Il est vrai que sa relative quiétude, ce jour-là, provenait du fait que la plupart des clients ne l'avaient pas reconnu, sans doute parce qu'ils n'imaginaient pas que l'on pût montrer tant d'impudence dans la simplicité. Parmi ceux qui l'avaient reconnu, la plupart se demandaient s'ils ne rêvaient pas, s'ils avaient mis les bonnes lunettes, et s'il était possible que le premier ministre fasse du shopping, au lieu de se faire servir ses repas dans son bureau, devant un lit de camp entre deux réunions de crise. Après examen, le nombre de messieurs en noir qui sillonnaient la foule avec un talkie-walkie ne laissait aucun doute.
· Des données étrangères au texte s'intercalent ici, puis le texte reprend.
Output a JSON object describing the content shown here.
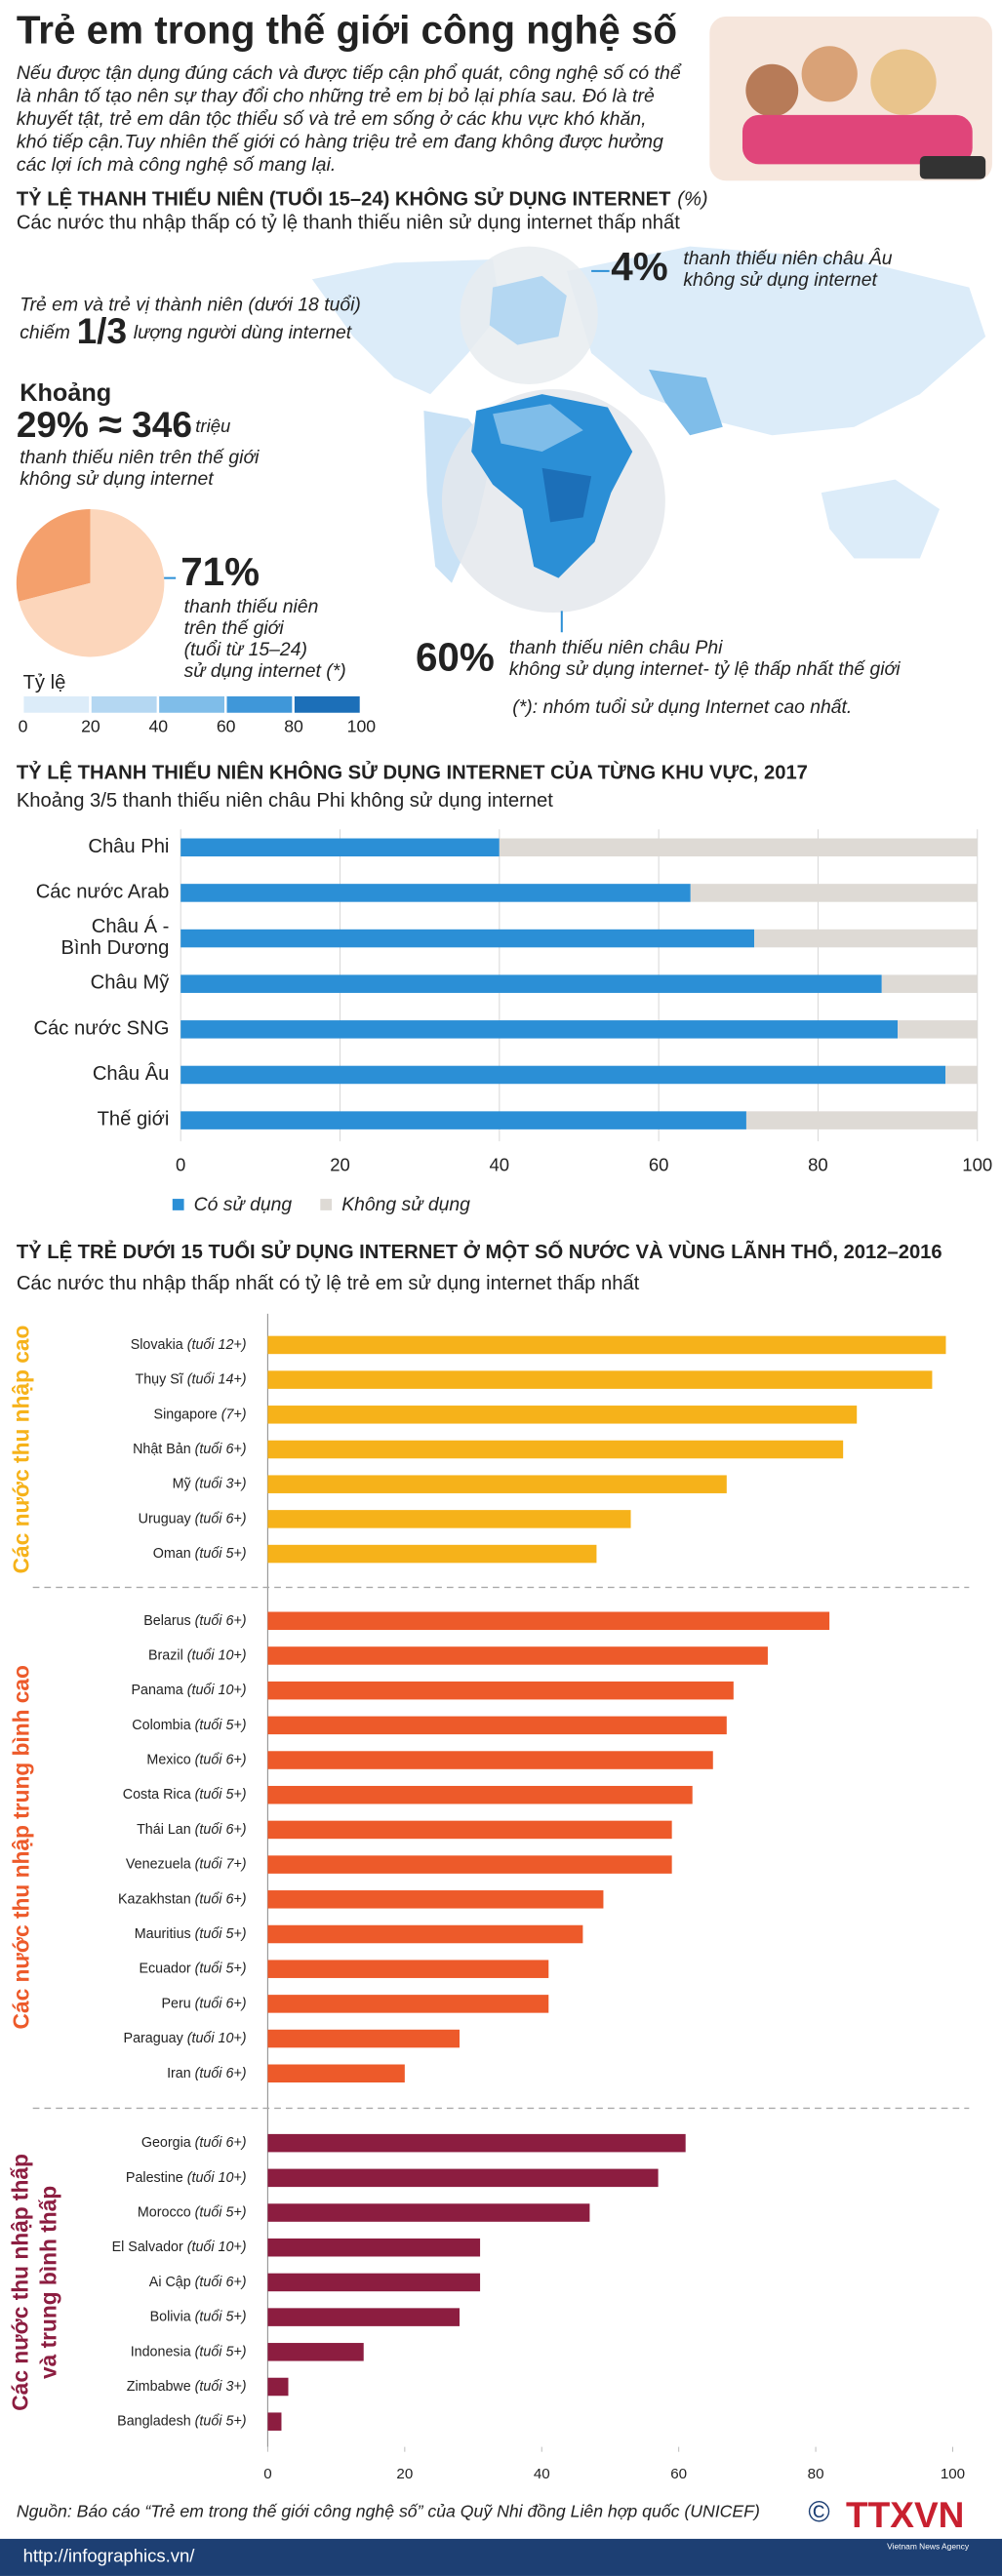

Dans quelques pays nordiques comme l'Islande, la Suède ou le Danemark (où l'on croise la Reine au marché), la coutume, d'origine protestante, est de se mêler ainsi à la foule pour montrer que le pouvoir ne donne aucun privilège (habitude qui a tout de même coûté la vie au premier ministre suédois pendant qu'il faisait la queue devant un cinéma). Mais en Europe du Sud, quand on exerce une haute fonction comme celle de Premier ministre, on la protège, on ménage son image, on s'astreint à la réserve. Ce n'est pas incompatible avec la simplicité comme on a pu le voir chez Georges Pompidou. On peut très bien exercer des privilèges sans en jouir. Malheureusement, nos personnages publics, par crainte de n'être pas crédibles s'ils assument le pouvoir dans toute sa pompe avec l'esprit de frugalité, de simplicité qui est le propre des grands hommes, préfèrent renoncer brutalement à leurs privilèges, à intervalles réguliers, avec une absence totale de prudence et un manque singulier de hauteur. Le Président de la République annonce qu'il prendra le train ou le tramway. Il prétend conserver une adresse privée. Il se déplace en scooter nuitamment. Quand Manuel Valls veut acheter, en vain, un parfum Hugo Boss dans un magasin qui ne vend que du Dior , il feint d'ignorer qu'il pouvait le commander sur Internet. Il préfère sillonner les allées, le menton au vent, en affectant de ne pas s'apercevoir que sa garde musclée envahit la foule la main sur le holster comme dans un épisode de la série 24.

Les mandats de cette importance, dans une existence, constituent une parenthèse de quelques mois, de quelques années où la simplicité (que d'autres appellent normalité) devrait devenir toute intérieure. Hélas! quand elle manque de place à l'intérieur, parce que l'intérieur est trop étroit, ou parce que l'orgueil occupe le terrain, elle a tendance à s'étaler.